At the Ray Roberts Lake fishing events, children learn the basics of fishing from park rangers and volunteers, and can try their luck at landing a fish, some for the very first time. Last year, Vaughan says, an 11-year-old participant caught a Junior Angler-record bluegill. The Ray Roberts Lake Rotary Club will serve free hot dogs and sponsor drawings for door prizes. Fishing tackle and bait will be provided or participants can bring their own.
The Texas Parks and Wildlife Department believes the special fishing events are increasing state park visitation and engaging new anglers, which will translate into future fishing license and equipment sales, and future conservationists. Statistics gathered last year by TPWD's Aquatic Education branch show that 53 special family fishing events reached more than 2,300 youth and 1,400 adults. Of that number, one in five youngsters had never fished before and 109 kids reported catching their first fish. Of adults surveyed, 47 percent said they had never been to the park before.
Thanks to a variety of retail sponsors, event participants walk away not only with newly acquired fishing skills, such as learning how to tie and bait a hook, but also with freshwater and saltwater fishing guides, fishing equipment, tackle boxes and other giveaways.
The special family fishing events continue to grow. The number of participating state parks this year has increased from 11 to 13. Included among those sites is Galveston Island State Park. Though the park suffered catastrophic damage from Hurricane Ike, the bayside ponds are being used for the fishing events and will welcome anglers on May 9, June 6 and July 11. Goose Island, Lake Casa Blanca and Cedar Hill state parks also have joined the roster of parks hosting family fishing events this year.

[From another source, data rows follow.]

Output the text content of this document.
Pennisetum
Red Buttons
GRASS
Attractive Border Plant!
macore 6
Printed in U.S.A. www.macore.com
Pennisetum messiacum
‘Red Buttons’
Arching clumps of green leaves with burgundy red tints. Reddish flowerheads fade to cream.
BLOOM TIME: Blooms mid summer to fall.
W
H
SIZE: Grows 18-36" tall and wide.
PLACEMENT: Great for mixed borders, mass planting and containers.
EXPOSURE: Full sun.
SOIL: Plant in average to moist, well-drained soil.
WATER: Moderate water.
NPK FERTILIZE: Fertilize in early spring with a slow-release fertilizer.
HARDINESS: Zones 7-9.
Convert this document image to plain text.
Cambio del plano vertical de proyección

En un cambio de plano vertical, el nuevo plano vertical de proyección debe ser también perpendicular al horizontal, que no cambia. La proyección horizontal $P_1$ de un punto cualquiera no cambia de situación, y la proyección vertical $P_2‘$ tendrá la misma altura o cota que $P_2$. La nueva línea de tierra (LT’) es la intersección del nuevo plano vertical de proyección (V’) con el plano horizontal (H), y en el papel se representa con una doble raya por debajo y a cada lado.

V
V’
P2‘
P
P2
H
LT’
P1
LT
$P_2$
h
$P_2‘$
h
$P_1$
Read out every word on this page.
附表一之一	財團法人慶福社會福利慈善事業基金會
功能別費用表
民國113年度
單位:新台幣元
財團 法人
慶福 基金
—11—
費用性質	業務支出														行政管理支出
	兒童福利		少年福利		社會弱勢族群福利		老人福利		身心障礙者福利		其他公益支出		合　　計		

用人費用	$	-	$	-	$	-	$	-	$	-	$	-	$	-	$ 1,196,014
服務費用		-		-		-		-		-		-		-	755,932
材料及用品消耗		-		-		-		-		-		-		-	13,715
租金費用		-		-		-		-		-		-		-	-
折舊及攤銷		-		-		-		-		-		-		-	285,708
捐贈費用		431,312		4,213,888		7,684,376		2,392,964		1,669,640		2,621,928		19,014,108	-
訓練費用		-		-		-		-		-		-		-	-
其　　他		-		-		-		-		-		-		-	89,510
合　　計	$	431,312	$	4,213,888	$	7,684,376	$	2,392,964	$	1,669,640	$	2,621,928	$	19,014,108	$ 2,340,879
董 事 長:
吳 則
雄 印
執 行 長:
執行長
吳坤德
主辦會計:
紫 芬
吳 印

Special events aside, any time is a great time to visit a Texas state park to enjoy recreational fishing without breaking the bank. However, keep in mind that license-free angling applies only to fishing inside a state park from the bank, a pier or from a boat if done in a body of water totally contained within the boundaries of a state park, such as Huntsville State Park's Lake Raven. State parks along the coast also participate to encourage fishing from the beach and wade-fishing. State park entry fees, however, still apply. All state fishing regulations, except the license and stamp requirements, remain in effect.
In addition to Cedar Hill, Galveston Island, Goose Island, Lake Casa Blanca and Ray Roberts Lake, fishing event coordinators have scheduled special family fishing events this year at Bastrop/Buescher, Blanco, Bonham, Choke Canyon, Eisenhower, Huntsville, McKinney Falls and Palmetto state parks.
A complete list of the coastal and inland state parks offering scheduled events and family fishing classes can be found on the TPWD Web site.